Global computer giants IBM believe they have a solution to that universal problem, and again, it involves using big data. Speaking recently to VentureBeat, IBM Research’s manager of smarter planet modelling and analytics Matt Denesuk explained how big data could transform the ZAR50 trillion business of operating mining equipment.
‘The oil and gas sector uses technology with finesse, where the mining industry has always used it with brute force’
Denesuk says that, while IT spending in the natural resource industry is relatively low, safety concerns have already seen most heavy mining equipment being fitted with sensors that broadcast data to communications hubs, where the data is stored in monthly reports and later analysed to see how it’s holding up.
Now, using big data services, IBM is making those analytics available in real-time, allowing mine operators to make detailed predictions about specific pieces of equipment.
Consider the cost of, say, having an excavator go down in the field (IBM offers an estimate of US$5 million a day), or of losing a haul truck (US$1.80 million a day). As Denesuk points out, preventing that equipment from failing in the field would have a massive impact on the mine’s bottom line. He says: ‘A component might be chronologically young, but its excessive usage might have given it a hard life.’

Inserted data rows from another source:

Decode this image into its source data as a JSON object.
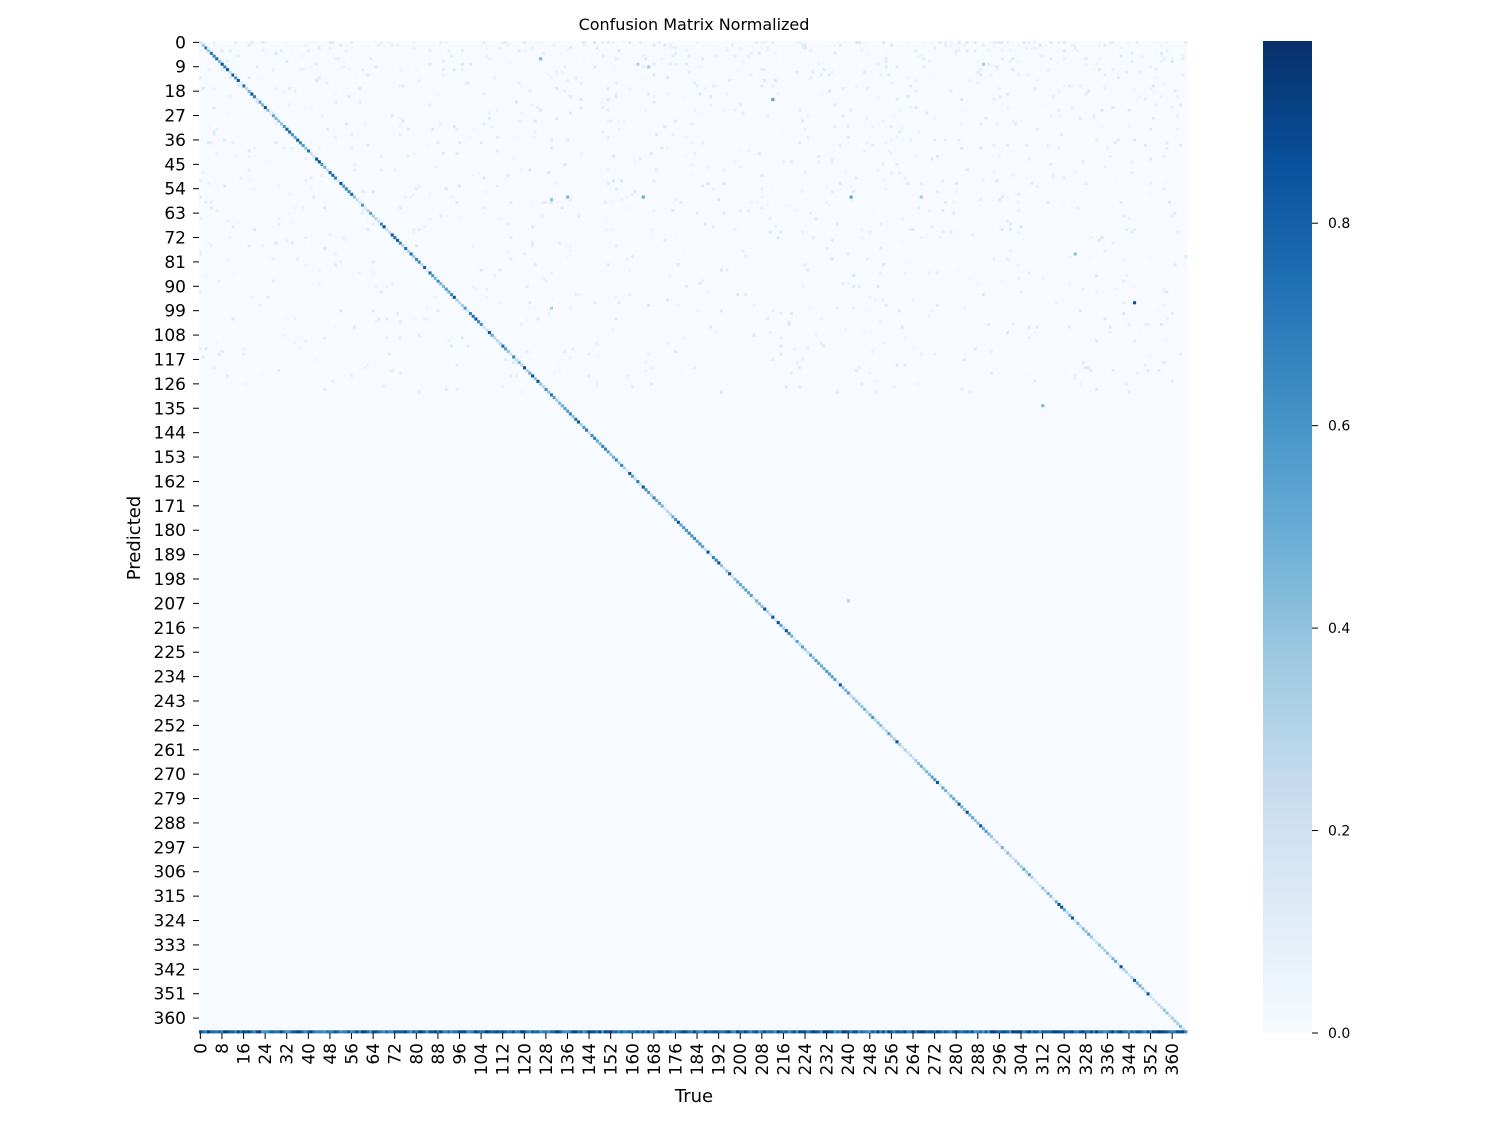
{
  "chart_data": {
    "type": "heatmap",
    "title": "Confusion Matrix Normalized",
    "xlabel": "True",
    "ylabel": "Predicted",
    "n_classes": 366,
    "x_tick_labels": [
      "0",
      "8",
      "16",
      "24",
      "32",
      "40",
      "48",
      "56",
      "64",
      "72",
      "80",
      "88",
      "96",
      "104",
      "112",
      "120",
      "128",
      "136",
      "144",
      "152",
      "160",
      "168",
      "176",
      "184",
      "192",
      "200",
      "208",
      "216",
      "224",
      "232",
      "240",
      "248",
      "256",
      "264",
      "272",
      "280",
      "288",
      "296",
      "304",
      "312",
      "320",
      "328",
      "336",
      "344",
      "352",
      "360"
    ],
    "y_tick_labels": [
      "0",
      "9",
      "18",
      "27",
      "36",
      "45",
      "54",
      "63",
      "72",
      "81",
      "90",
      "99",
      "108",
      "117",
      "126",
      "135",
      "144",
      "153",
      "162",
      "171",
      "180",
      "189",
      "198",
      "207",
      "216",
      "225",
      "234",
      "243",
      "252",
      "261",
      "270",
      "279",
      "288",
      "297",
      "306",
      "315",
      "324",
      "333",
      "342",
      "351",
      "360"
    ],
    "colorbar": {
      "range": [
        0,
        0.98
      ],
      "ticks": [
        "0.0",
        "0.2",
        "0.4",
        "0.6",
        "0.8"
      ],
      "colormap": "Blues"
    },
    "diagonal_value_range": [
      0.15,
      0.9
    ],
    "last_row_note_value": 0.9,
    "off_diagonal_highlights": [
      {
        "true": 126,
        "pred": 6,
        "value": 0.45
      },
      {
        "true": 162,
        "pred": 8,
        "value": 0.3
      },
      {
        "true": 166,
        "pred": 9,
        "value": 0.35
      },
      {
        "true": 212,
        "pred": 21,
        "value": 0.55
      },
      {
        "true": 290,
        "pred": 8,
        "value": 0.35
      },
      {
        "true": 130,
        "pred": 58,
        "value": 0.4
      },
      {
        "true": 136,
        "pred": 57,
        "value": 0.45
      },
      {
        "true": 164,
        "pred": 57,
        "value": 0.5
      },
      {
        "true": 241,
        "pred": 57,
        "value": 0.55
      },
      {
        "true": 267,
        "pred": 57,
        "value": 0.35
      },
      {
        "true": 346,
        "pred": 96,
        "value": 0.85
      },
      {
        "true": 324,
        "pred": 78,
        "value": 0.4
      },
      {
        "true": 312,
        "pred": 134,
        "value": 0.45
      },
      {
        "true": 240,
        "pred": 206,
        "value": 0.3
      },
      {
        "true": 130,
        "pred": 98,
        "value": 0.3
      }
    ]
  }
}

‘There are so many different components tracked and so many modes of failure,’ says Denesuk. ‘The most important are the size of the loads, wear and tear, and the amount of fuel, taken together. But it’s not one thing. It is a combination of factors.’ That’s where the big data aspect comes into it. For its predictive monitoring of mining equipment, IBM has to run about 200 000 streams of data through its complex algorithm.
‘People have been talking about big data for 10 years,’ Rio Tinto chief executive Sam Walsh said at the media launch of the PEC. ‘This is physically seeing it on the ground and leveraging it to look for anomalies and to look for variations in processing.
‘We are seeing the benefits already. In the [past year] we have picked up AUS$80 million in improved cash flow through this centre, so that’s a significant payback already.’
Incidentally, that AUS$80 million cash flow boost saw the PEC paying for itself within a year. No wonder that ‘payback’ is making the rest of the mining world sit up and take notice.